Chris (David Gridley) – star of the internet sensation HiYA! – is enamored with feminist art lover, Roxy (Aurora Perrineau). Realizing his action star/ bro persona doesn’t mesh with Roxy’s, Chris offers to pay awkward teen, Cy (Jared Gillman) to create a new, “nerd” online persona for him. Cy wants the money for plastic surgery (though the filmmakers chose not to affix any kind of embarrassing nose to Cy’s face), so he agrees.

Predictable hijinks ensue as the real Chris tries to reconcile who he is with who Cy has created online. The scenes where he spends time with Roxy offer some awkward hilarity.

But this isn’t merely Cyrano retold, and we spend plenty of time with Cy, who, when he isn’t pretending to be someone else, spends his time with best friend, Kat (Mikey Madison). But as Cy falls deeper into his role as Chris’s online ego, he loses track of who he really is.
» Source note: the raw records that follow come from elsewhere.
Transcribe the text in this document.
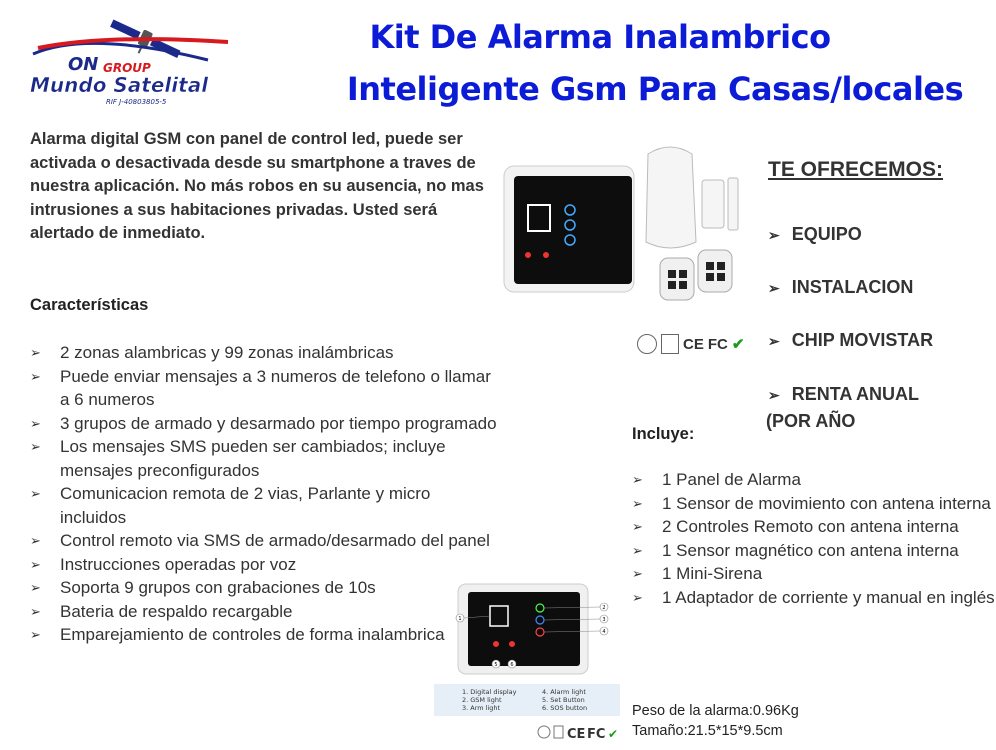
ON GROUP
Mundo Satelital
RIF J-40803805-5
Kit De Alarma Inalambrico
Inteligente Gsm Para Casas/locales
Alarma digital GSM con panel de control led, puede ser activada o desactivada desde su smartphone a traves de nuestra aplicación. No más robos en su ausencia, no mas intrusiones a sus habitaciones privadas. Usted será alertado de inmediato.
Características
➢ 2 zonas alambricas y 99 zonas inalámbricas
➢ Puede enviar mensajes a 3 numeros de telefono o llamar a 6 numeros
➢ 3 grupos de armado y desarmado por tiempo programado
➢ Los mensajes SMS pueden ser cambiados; incluye mensajes preconfigurados
➢ Comunicacion remota de 2 vias, Parlante y micro incluidos
➢ Control remoto via SMS de armado/desarmado del panel
➢ Instrucciones operadas por voz
➢ Soporta 9 grupos con grabaciones de 10s
➢ Bateria de respaldo recargable
➢ Emparejamiento de controles de forma inalambrica
CE FC ✔
TE OFRECEMOS:
➢ EQUIPO
➢ INSTALACION
➢ CHIP MOVISTAR
➢ RENTA ANUAL
(POR AÑO
Incluye:
➢ 1 Panel de Alarma
➢ 1 Sensor de movimiento con antena interna
➢ 2 Controles Remoto con antena interna
➢ 1 Sensor magnético con antena interna
➢ 1 Mini-Sirena
➢ 1 Adaptador de corriente y manual en inglés
Peso de la alarma:0.96Kg
Tamaño:21.5*15*9.5cm
1
2
3
4
5	6
1. Digital display
2. GSM light
3. Arm light
4. Alarm light
5. Set Button
6. SOS button
CE FC ✔
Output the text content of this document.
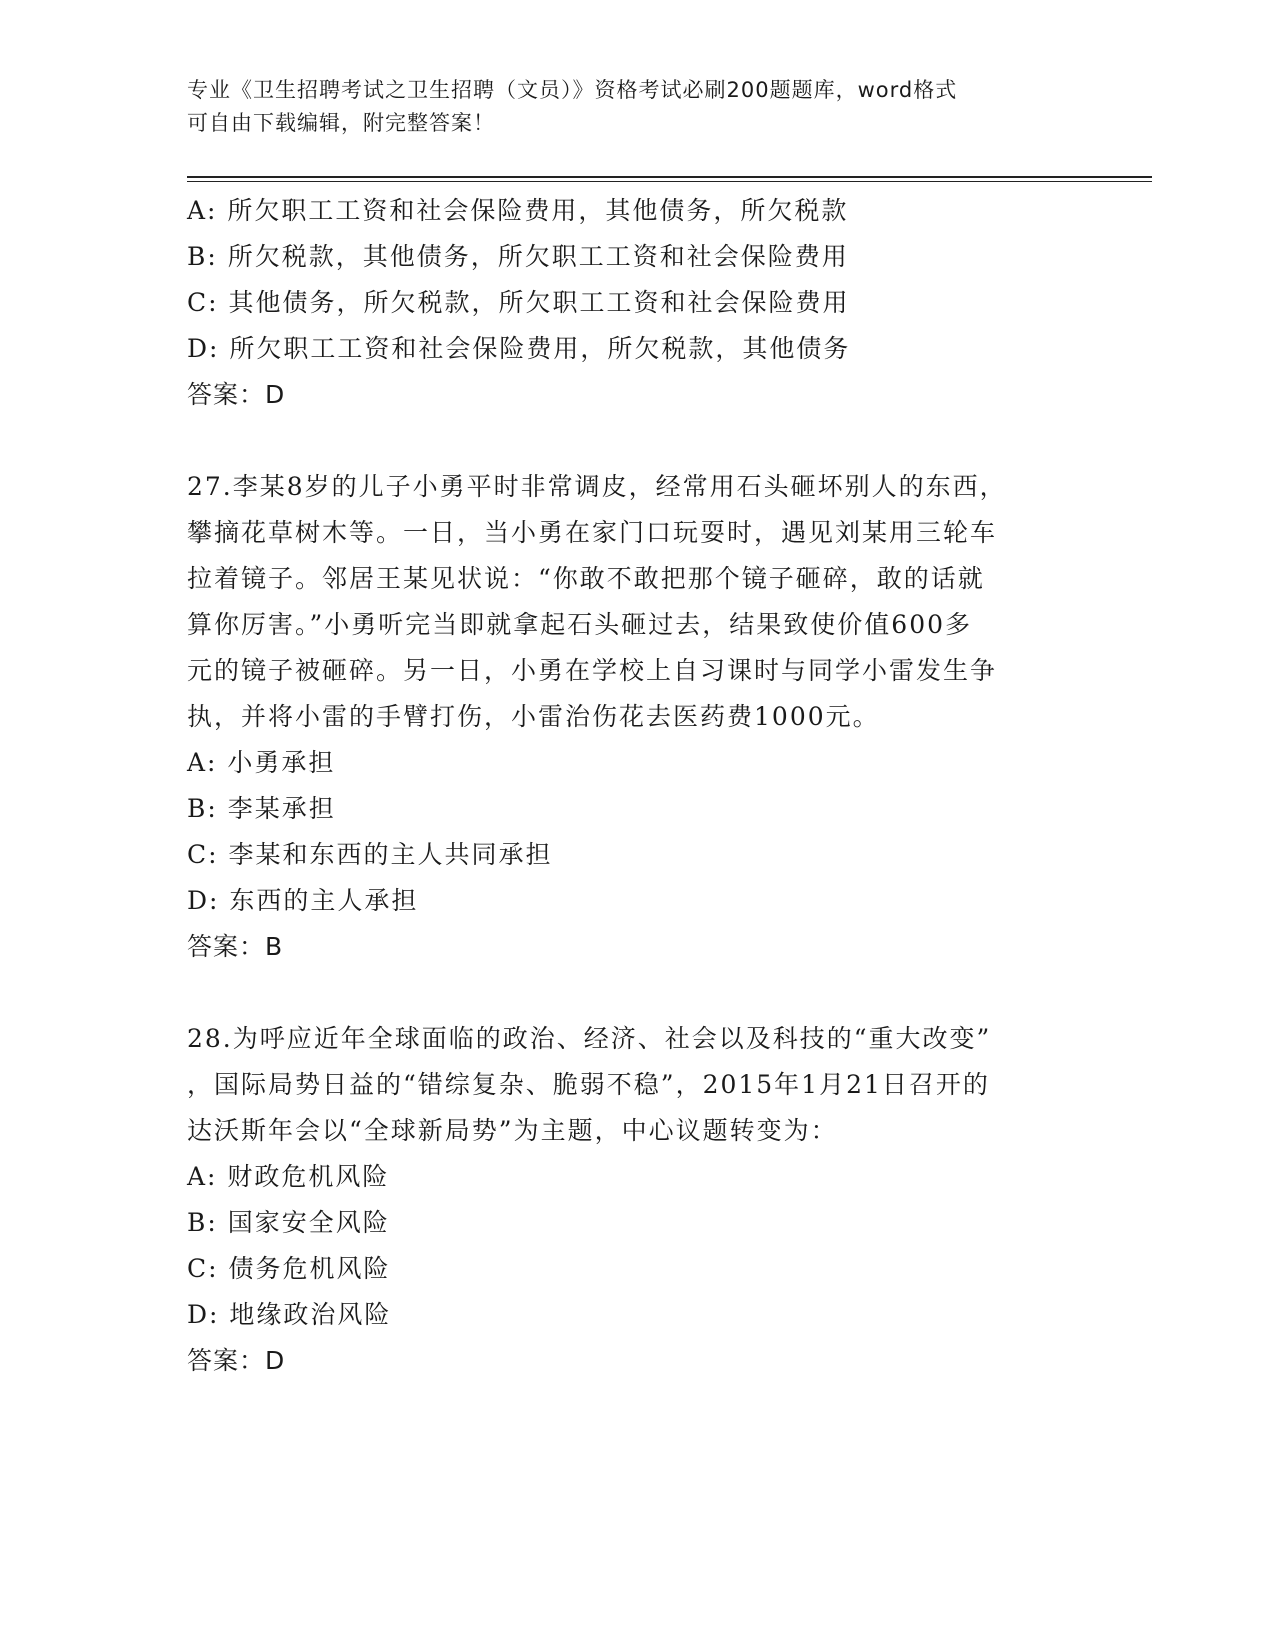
专业《卫生招聘考试之卫生招聘（文员）》资格考试必刷200题题库，word格式
可自由下载编辑，附完整答案！
A: 所欠职工工资和社会保险费用，其他债务，所欠税款
B: 所欠税款，其他债务，所欠职工工资和社会保险费用
C: 其他债务，所欠税款，所欠职工工资和社会保险费用
D: 所欠职工工资和社会保险费用，所欠税款，其他债务
答案：D
27.李某8岁的儿子小勇平时非常调皮，经常用石头砸坏别人的东西，
攀摘花草树木等。一日，当小勇在家门口玩耍时，遇见刘某用三轮车
拉着镜子。邻居王某见状说：“你敢不敢把那个镜子砸碎，敢的话就
算你厉害。”小勇听完当即就拿起石头砸过去，结果致使价值600多
元的镜子被砸碎。另一日，小勇在学校上自习课时与同学小雷发生争
执，并将小雷的手臂打伤，小雷治伤花去医药费1000元。
A: 小勇承担
B: 李某承担
C: 李某和东西的主人共同承担
D: 东西的主人承担
答案：B
28.为呼应近年全球面临的政治、经济、社会以及科技的“重大改变”
，国际局势日益的“错综复杂、脆弱不稳”，2015年1月21日召开的
达沃斯年会以“全球新局势”为主题，中心议题转变为：
A: 财政危机风险
B: 国家安全风险
C: 债务危机风险
D: 地缘政治风险
答案：D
Because of so many elements, the movie spreads itself too thin. Cy’s moms have quite a bit of screen time during the film’s first half (mostly to reassure Cy that his face is perfect), but then they are gone. Coffey relies on numerous teen rom-com tropes, which is good for a chuckle or two, but leaves the audience following characters never given much depth.

Perhaps it’s a commentary on the unreality of modern teenage life, but more likely it’s just an oversight. Still, there’s a sweetness to the characters, and you find yourself hoping they’ll figure out how to embrace who they are in a world obsessed with perfection.